Quanto à entrevista de Domenicalli, à exceção da era Schumacher/Todt/Brawn, a Ferrari sempre teve ese tipo de gerência frouxa e bagunçada.
Isso também é uma “característica comum da área geográfica de origem”.
É como quando uma mulher tem uma atitude machista, pois quem se apressa a definir alguém pelo país de onde ele vem geralmente é contra essa Ferrari para italianos.

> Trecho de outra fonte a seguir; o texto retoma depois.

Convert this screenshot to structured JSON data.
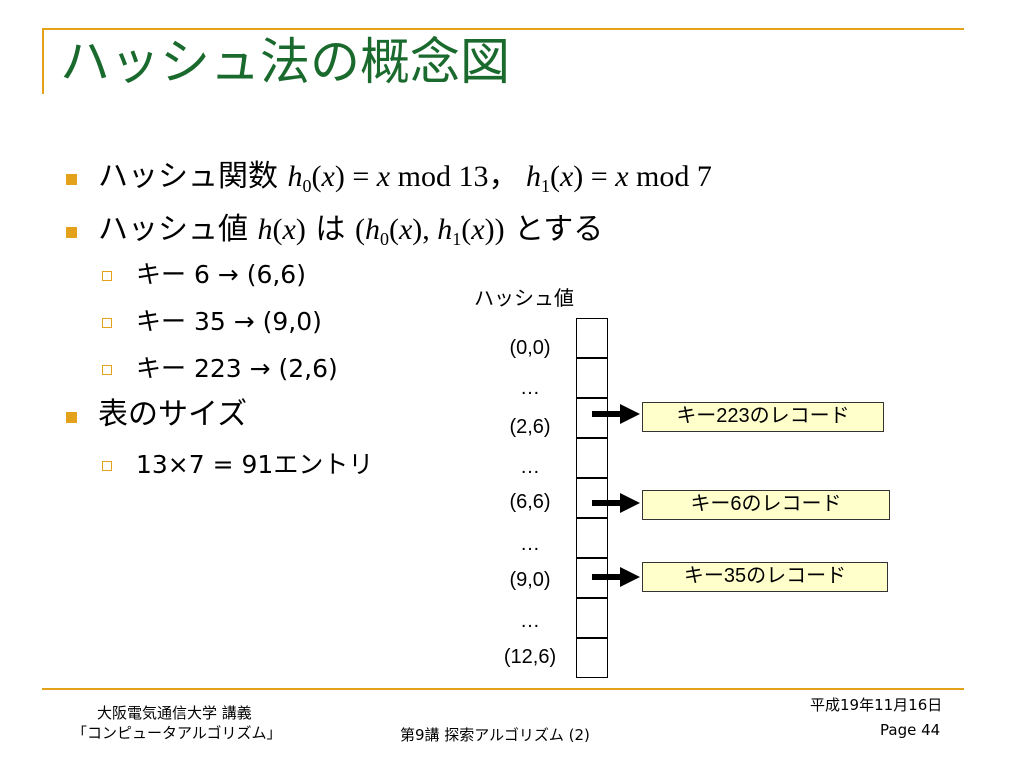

Não é por isso que ele é criticado?
Ju, quando vc falou de “área geográfica de origem”, vc pensou em rubens, mas através de seu raciocínio, tive um outro pensamento: talvez não poderia domenicali estar falando do caráter latino (muito emotivo/menos frio, segundo visão européia), hehe!!! (não sei se estou viajando, ou sendo muito inocente). nessa entrevista, acho que stefano foi infeliz em dois pontos: quando enaltece newey, de duas uma, ou joga uma indireta para o projetista, ou joga contra o patrimonio, pois, desqualifica a prata da casa (reconhecer o mérito do concorrente internamente, ok, mas publicamente?); falar sobre desempenho individual publicamente, acho um erro deselegante, afinal, não acrescenta em nada, e cá entre nós, roupa suja, se lava em casa.
Quando li, fiquei pensando “de onde será que ele tirou que brasileiro é chorão?” e me veio a associação com outro ex-Ferrari, mas posso estar viajando. Só não acho que ele se referia ao caráter latino pq o Domenicali é o 1º a refutar isso. Ele sempre faz questão de dizer o quão calmo e centrado é.